The isolated kDNA network is a planar structure containing thousands of minicircles and dozens of maxicircles interlocked in an unusual arrangement (Figure 6). The minicircles are organized in the form of rosettes, which have a center from which DNA loops radiate. The rosettes are connected to one another by bundles of filament. The maxicircles, on the other hand, form independent catenanes within kDNA networks that are linked to one another within the catenane of the minicircles .
Because kDNA networks have a diameter comparable to that of the entire cell, an efficient mechanism of kDNA condensation must exist so that the network fits within the mitochondrial lumen. Small, highly basic kinetoplast-associated proteins (KAPs) are candidates for packaging
and organizing the kDNA [36, 37].
Recently, the topological organization of the kDNA was revisited by our group using AFM. The challenges and advantages of using AFM to study the kDNA will be discussed in the next section.
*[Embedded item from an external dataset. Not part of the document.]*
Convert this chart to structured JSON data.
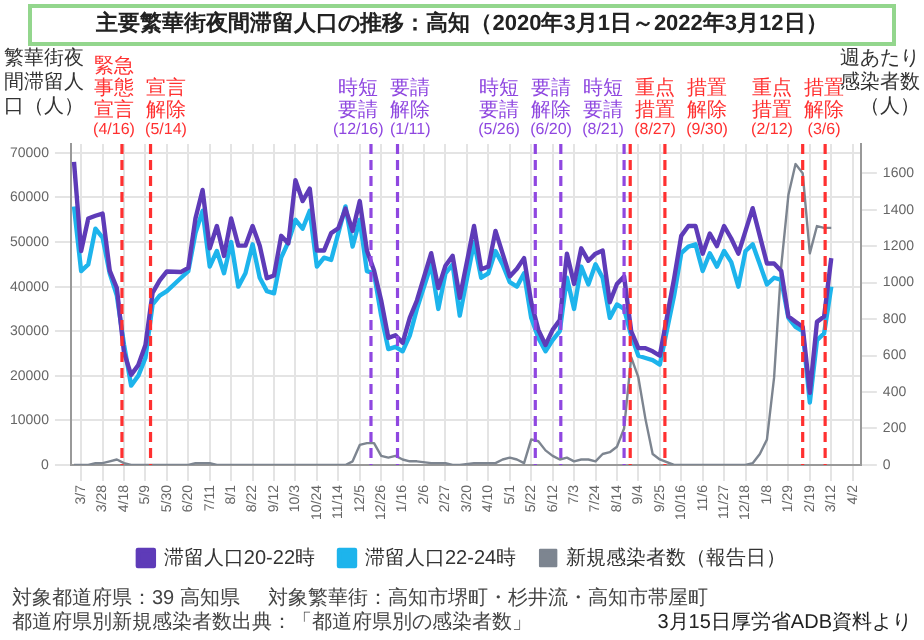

5. Atomic Force Microscopy as a Tool to Investigate Kinetoplast DNA Organization: Advantages and Challenges
The advent of AFM in 1986 opened up an exciting perspective for the study of biological specimens . AFM has several features that render it attractive to biologists: it covers a wide range of resolution (from nm to [micro]m); it can be used for imaging at atmospheric pressure; and the sample preparation for AFM imaging is normally very fast and simple, as there is no need for stains, shadows, labels, or other procedures that could create artifacts in the material. In addition, an important advantage of AFM over EM is its ability to measure heights and therefore obtain topographic maps of cells and nanometer samples such as proteins and nucleic acids. Early publications related to observations of the DNA structure using AFM included imaging of single- and double-stranded DNA/RNA molecules [39-41], linear and circular DNA [42, 43], relaxed and supercoiled plasmids [44, 45], and the kDNA network of the trypanosomatid C. fasciculata . The preparation of kDNA samples for AFM analysis was initially a major challenge because thousands of interlocked DNA molecules had to be completely scattered on a surface to be observed. In addition, since AFM uses a probe to scan the surface, the large kDNA network must be firmly attached to the substrate so that the sample will not be dragged by the tip. Prior knowledge related to immobilizing linear DNA and plasmid samples for AFM was useful for working with kDNA. However, the methods described to dry small DNA molecules for AFM observation were not successful with the kDNA network, as discussed below.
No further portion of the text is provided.